The day Kylie Jenner slammed Snapchat back in February, wiping out $1.3 billion in market value, she used a different social media channel to do so: Twitter. Perhaps nothing demonstrates the ebb and flow of social media as much as this one tweet.
Despite declining user numbers reported by Facebook, Twitter and Snapchat in half-year results, social media is not dead. Analysts seem to think that after years of explosive growth, such drops are natural and not cause for alarm.
You could say social media is maturing and settling into its adolescence.
Services and technologies come in and out of vogue — remember MySpace or Friendster? The Guardian surmises that Facebook, Twitter and Snapchat are merely having moment of deep reflection. “Snap blames its downturn in user growth to an unpopular app redesign,” the Guardian reports. “It’s more complex for Facebook and Twitter, as external factors like politics and bad actors force them to confront things like privacy, security and fake news.”
The slowing growth, according to CNBC, may indicate that Facebook, with its suite of social apps, has actually tightened its grip on the space. The Silicon Valley giant said in July that 2.5 billion people use its family of apps each month.
Still, if you look at how much marketers are publishing on Facebook, Twitter, Instagram or YouTube, you can see social media has not peaked, says Mario Natarelli, managing partner at marketing firm MBLM. “Consumers themselves are still very active on those platforms. You’re not seeing triple-digit growth, but the time spent, the level of engagement is all there.”
In fact, MBLM reports that YouTube is a new addition to the top three most intimate brands for millennials, based on the firm’s 2018 Brand Intimacy Report. “We believe its rise is due to our culture’s continued need for escape and the brand’s immediate, diverse content, personalities and growing offerings in movies and live TV. YouTube is clearly an established ritual in the lives of many millennials today,” Natarelli explained.
The 2018 Pew Research Center survey of U.S. adults finds that the social media landscape is defined by a mix of long-standing trends and newly emerging narratives. Roughly two-thirds of U.S. adults (68%) now report that they are Facebook users, and roughly three-quarters of those users access Facebook on a daily basis. With the exception of those 65 and older, a majority of Americans across a wide range of demographic groups now use Facebook.

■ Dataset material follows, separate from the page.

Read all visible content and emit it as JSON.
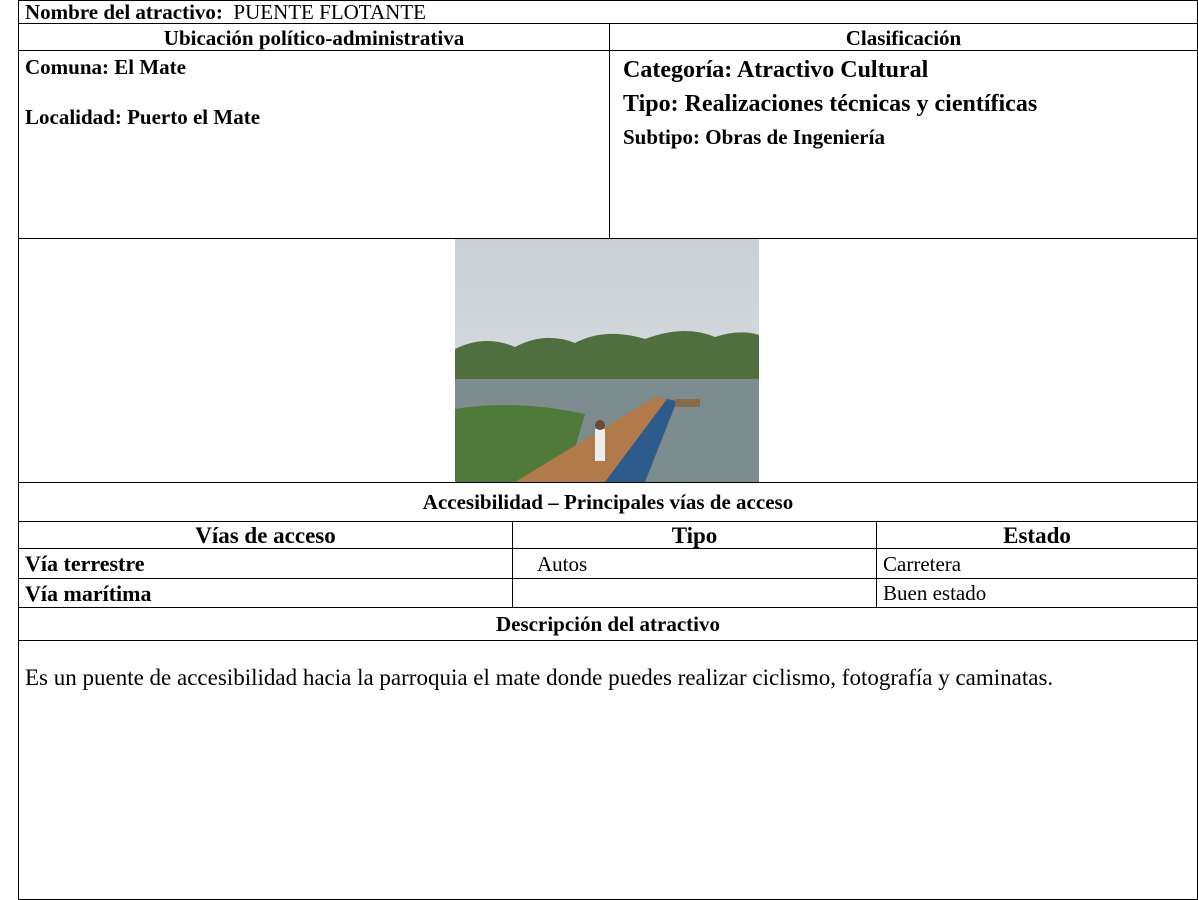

In order to make sense of these fluctuating trends, Jonathan Foley, the founder of @Positivity and @Societyfeelings, and CEO of WULF Marketing, says marketers need to do their homework and create a budget.
“Today, Facebook and just about every other social media platform has become pay to play,” says Foley. “And it’s safe to assume this trend will continue in the same direction. So, why wait? Brands and thought leaders need to start investing in building social pages for themselves — or even acquiring and building a variety of social pages so that you can own as many audiences as possible.”
According to Joe Marinucci, founder and CEO of Digital Media Solutions, the role of social media marketing will continue to evolve.
“Combining the power of continuous reach and the ability to optimize and target will elevate the winners on this platform to the next level,” Marinucci says.